O Protocolo Clínico e de Diretrizes Terapêuticas estabelece que o indivíduo deva passar por uma consulta de avaliação clínica, antes de iniciar as sessões de abordagem cognitivo-comportamental. Nessa consulta, é avaliada a motivação do indivíduo em deixar de fumar, seu nível de dependência física à nicotina, se há indicação ou contraindicação de uso do apoio medicamentoso, existência de comorbidades psiquiátricas e sua história clínica. A abordagem intensiva cognitivo- comportamental consiste em sessões individuais ou em grupo de apoio, com 10 a 15 participantes, coordenados por um ou dois profissionais. Essas sessões são estruturadas em quatro sessões semanais, duas sessões quinzenais e uma reunião mensal aberta, com a participação de todos os grupos, para prevenção da recaída, até completar um ano. Durante as sessões, os indivíduos que tiverem indicação poderão utilizar apoio medicamentoso do adesivo transdérmico de nicotina (21mg, 14mg e 7mg), goma de marcar de nicotina (2mg) ou cloridrato de bubropiona (150mg) (BRASIL, 2004c). Além disso, o material de apoio, que são as cartilhas elaboradas pelo Instituto Nacional de Câncer para o Programa Nacional de Controle do Tabagismo (Deixando de fumar sem mistérios), pode ser utilizado durante as sessões de abordagem cognitivo-comportamental e ser fornecido aos usuários para reforçar as informações e estratégias trabalhadas durante o grupo para deixar de fumar e na prevenção à recaída (BRASIL 2004f).

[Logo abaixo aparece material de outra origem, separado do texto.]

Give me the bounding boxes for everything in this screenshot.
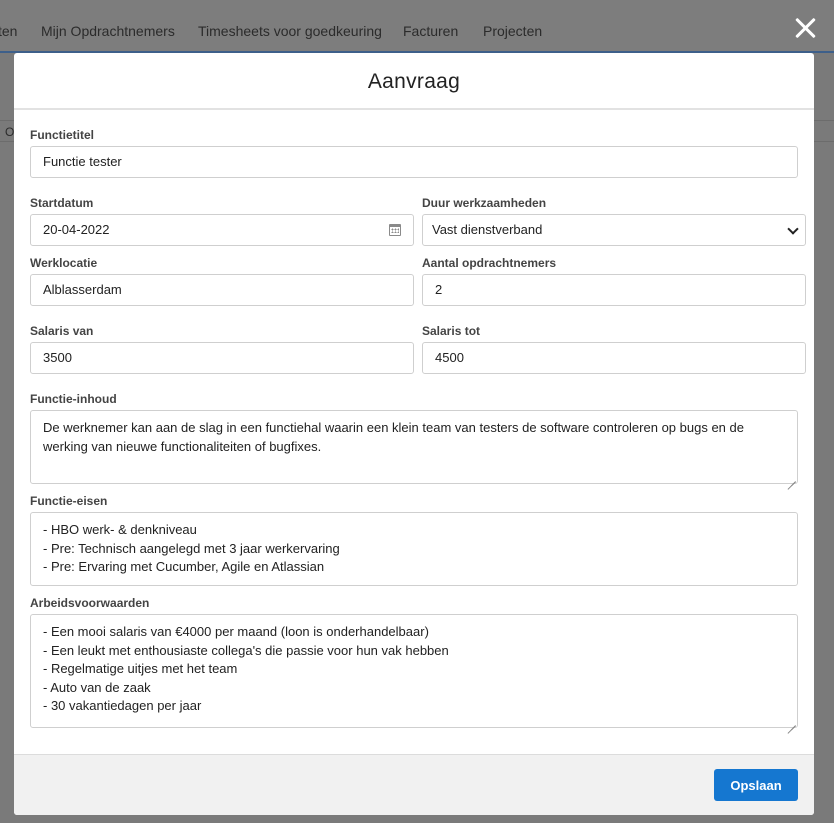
duur-select[interactable]: Vast dienstverband <box>422 214 806 246</box>
bg-row-fragment: O <box>5 125 15 139</box>
bg-tab-timesheets: Timesheets voor goedkeuring <box>198 23 382 39</box>
duur-value: Vast dienstverband <box>432 222 543 237</box>
aanvraag-modal: Aanvraag Functietitel Functie tester Sta… <box>14 53 814 815</box>
background-navigation: ten Mijn Opdrachtnemers Timesheets voor … <box>0 0 834 53</box>
resize-handle-icon[interactable] <box>787 473 796 482</box>
modal-body: Functietitel Functie tester Startdatum 2… <box>14 110 814 754</box>
salaris-van-input[interactable]: 3500 <box>30 342 414 374</box>
aantal-input[interactable]: 2 <box>422 274 806 306</box>
aantal-label: Aantal opdrachtnemers <box>422 256 557 270</box>
modal-title: Aanvraag <box>367 70 461 93</box>
functie-eisen-label: Functie-eisen <box>30 494 108 508</box>
calendar-icon[interactable] <box>389 224 401 236</box>
bg-tab-partial: ten <box>0 23 18 39</box>
functietitel-input[interactable]: Functie tester <box>30 146 798 178</box>
functie-eisen-line: - HBO werk- & denkniveau <box>43 522 197 537</box>
resize-handle-icon[interactable] <box>787 717 796 726</box>
startdatum-value: 20-04-2022 <box>43 222 110 237</box>
background-row: O <box>0 120 14 142</box>
modal-header: Aanvraag <box>14 53 814 110</box>
bg-tab-facturen: Facturen <box>403 23 459 39</box>
werklocatie-input[interactable]: Alblasserdam <box>30 274 414 306</box>
arbeidsvoorwaarden-line: - Regelmatige uitjes met het team <box>43 661 238 676</box>
arbeidsvoorwaarden-line: - Een mooi salaris van €4000 per maand (… <box>43 624 429 639</box>
arbeidsvoorwaarden-line: - Een leukt met enthousiaste collega's d… <box>43 642 449 658</box>
functie-inhoud-text: De werknemer kan aan de slag in een func… <box>43 420 744 454</box>
arbeidsvoorwaarden-line: - Auto van de zaak <box>43 679 151 695</box>
arbeidsvoorwaarden-line: - 30 vakantiedagen per jaar <box>43 698 202 713</box>
close-icon[interactable] <box>792 14 820 42</box>
salaris-tot-label: Salaris tot <box>422 324 481 338</box>
salaris-van-label: Salaris van <box>30 324 94 338</box>
werklocatie-label: Werklocatie <box>30 256 98 270</box>
functietitel-label: Functietitel <box>30 128 95 142</box>
functie-eisen-line: - Pre: Technisch aangelegd met 3 jaar we… <box>43 540 340 556</box>
arbeidsvoorwaarden-label: Arbeidsvoorwaarden <box>30 596 150 610</box>
functie-inhoud-label: Functie-inhoud <box>30 392 117 406</box>
functie-inhoud-textarea[interactable]: De werknemer kan aan de slag in een func… <box>30 410 798 484</box>
duur-label: Duur werkzaamheden <box>422 196 547 210</box>
bg-tab-mijn-opdrachtnemers: Mijn Opdrachtnemers <box>41 23 175 39</box>
arbeidsvoorwaarden-textarea[interactable]: - Een mooi salaris van €4000 per maand (… <box>30 614 798 728</box>
background-row-right <box>814 120 834 142</box>
bg-tab-projecten: Projecten <box>483 23 543 39</box>
salaris-tot-input[interactable]: 4500 <box>422 342 806 374</box>
functie-eisen-line: - Pre: Ervaring met Cucumber, Agile en A… <box>43 559 325 574</box>
startdatum-label: Startdatum <box>30 196 94 210</box>
functie-eisen-textarea[interactable]: - HBO werk- & denkniveau - Pre: Technisc… <box>30 512 798 586</box>
chevron-down-icon <box>787 223 799 235</box>
modal-footer: Opslaan <box>14 754 814 815</box>
save-button[interactable]: Opslaan <box>714 769 798 801</box>
startdatum-input[interactable]: 20-04-2022 <box>30 214 414 246</box>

Segundo dados do VIGITEL (BRASIL, 2010), a prevalência de fumantes com idade acima de 18 anos nas capitais brasileiras declinou, entre os anos de 2006 e 2010, de 16,2% para 15,1%, respectivamente. Entre homens, houve diminuição da prevalência de 20,2% para 17,9%, o que não ocorreu entre as mulheres, que se

mantiveram nesse mesmo patamar (12,7%). Assim, a frequência de ex-fumantes, tendeu a ser maior entre os homens (31%) do que nas mulheres (22,2%). Esse levantamento, também, mostrou que a frequência de ex-fumantes foi maior entre os que têm menor escolaridade (26,3%) do entre que os estratos de maior escolaridade (18,1%).

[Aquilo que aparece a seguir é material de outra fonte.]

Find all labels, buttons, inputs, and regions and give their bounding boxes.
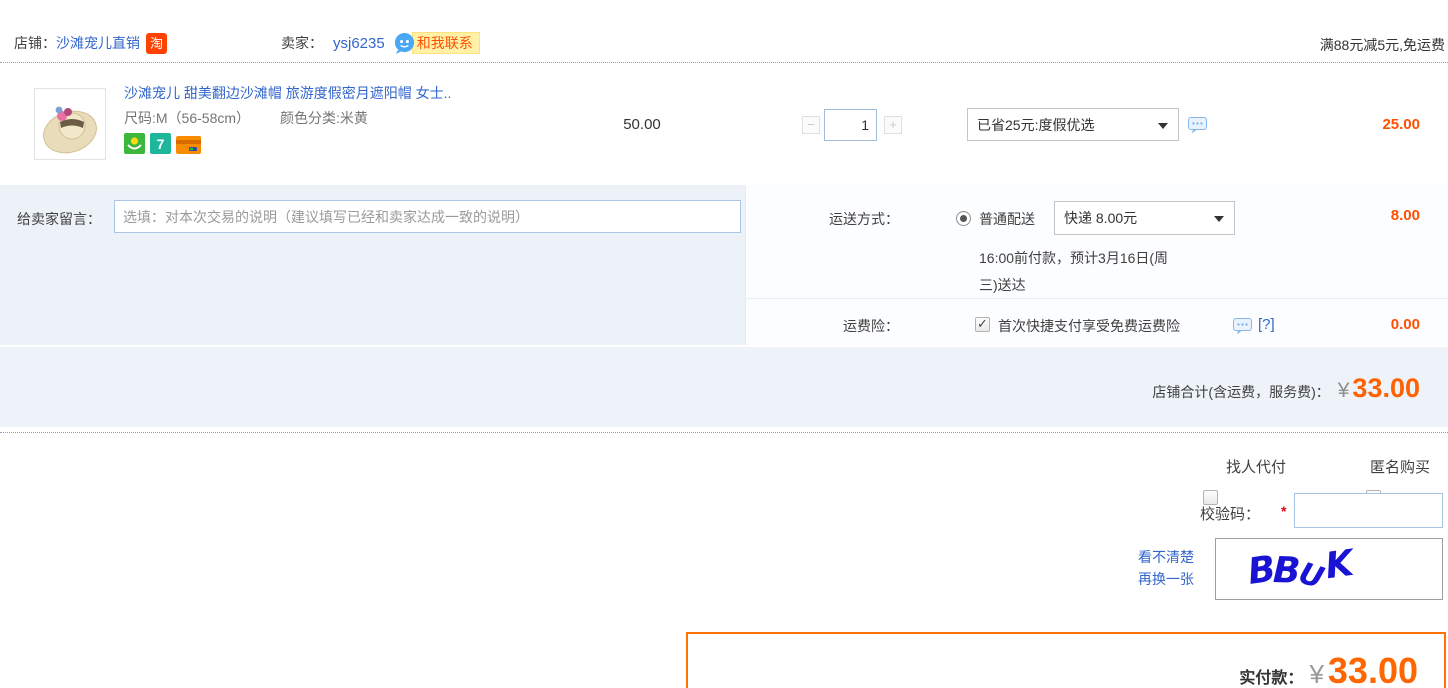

Apesar das dificuldades de acesso, por parte de muitas pessoas, aos serviços de saúde para o tratamento, os resultados acima mostram, assim como mostram outros estudos (CAVALCANTE, 2005; IGLESIAS et. al., 2008; GODOY, 2010), que as medidas adotadas pelo Programa Nacional de Controle do Tabagismo têm-se mostrado efetivas, fortes e abrangentes. No entanto, são muitos os desafios a serem superados, pois existem poucos serviços públicos no tratamento dos fumantes (CARAM et al., 2009) e são escassos os dados sobre as características desses serviços.